Cold intolerance has many causes, the most important of which are upper limb injuries including trauma and frostbite, upper limb surgeries, fibromyalgia (FM), anemia, hypothyroidism, vascular diseases, Raynaud's disease, diabetes, low body weight and rheumatic diseases [6, 11, 12]. A nested case–control study conducted in Norway showed that rheumatic diseases were a risk factor for cold intolerance with an odds ratio (OR) of 3.1 [6]. However, this study does not provide information about the type of rheumatic disease and the association between cold intolerance and the course of rheumatic diseases [6]. Cold intolerance may have a profound effect on quality of life and may lead to profound disability [4].

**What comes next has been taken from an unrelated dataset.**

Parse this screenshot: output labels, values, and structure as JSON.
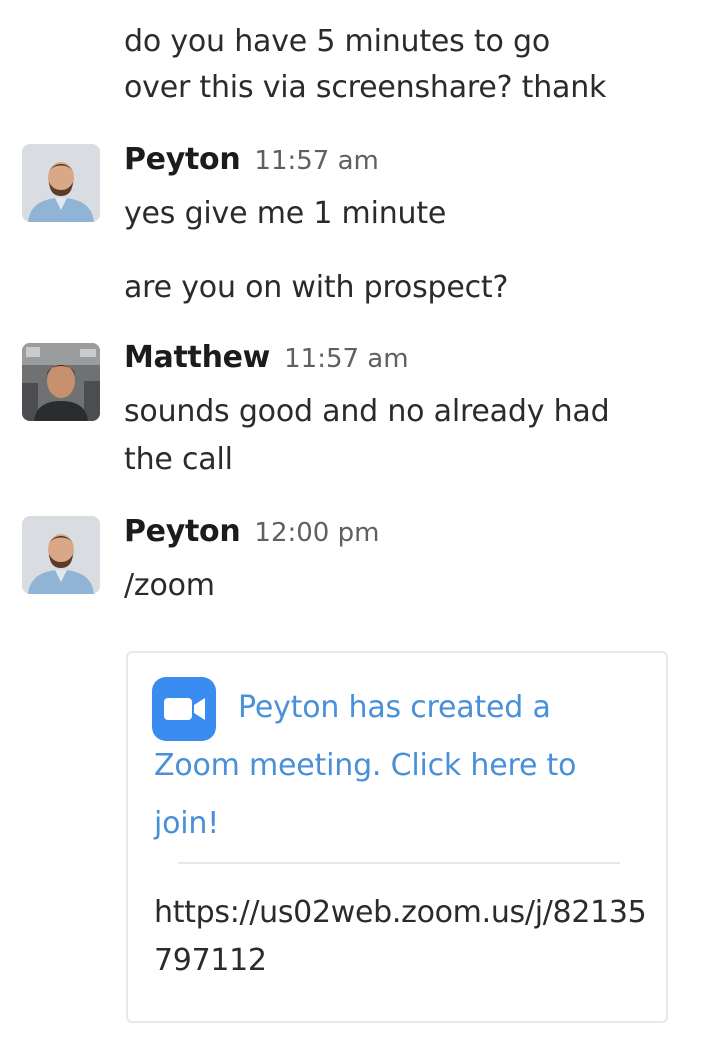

Rheumatoid arthritis (RA) is the most common rheumatic disease [13]. The hallmark of RA is symmetrical synovitis of multiple joints, especially the small joints of the hands [14]. Nevertheless, involvement of extra musculoskeletal organs including skin, eyes, lungs, heart, kidneys, blood vessels, salivary glands, central and peripheral nervous systems, and bone marrow occurs in more than 40% of RA patients [14, 15]. During its course, RA causes many health problems for the patient, and the emergence of cold intolerance may add to the patient's health problems and lead to more disability. In this study, we investigated the prevalence of cold intolerance in RA patients and its association with the clinical characteristics and activity of the disease.
Case Descriptions
2
Case History and Examination
2.1
This case control study included 282 consecutive RA patients regularly followed in the RA clinic of Tabriz University of Medical Sciences (TUOMS). Inclusion criteria for the RA group were (i) fulfilling the American College of Rheumatology/European League Against Rheumatism (ACR/EULAR) 2010 criteria for RA, (ii) age ≥ 18. Patients with overlapping autoimmune diseases were excluded from the study. Four hundred nineteen people with age ≥ 18 were included in the study as a control group from the normal population covered by Emamieh health center in the west of Tabriz city. Tabriz has a continental climate with regular seasons and borders on a cold semi‐arid climate, and the study was conducted in autumn and winter, i.e., from October 23, 2023 to February 19, 2024.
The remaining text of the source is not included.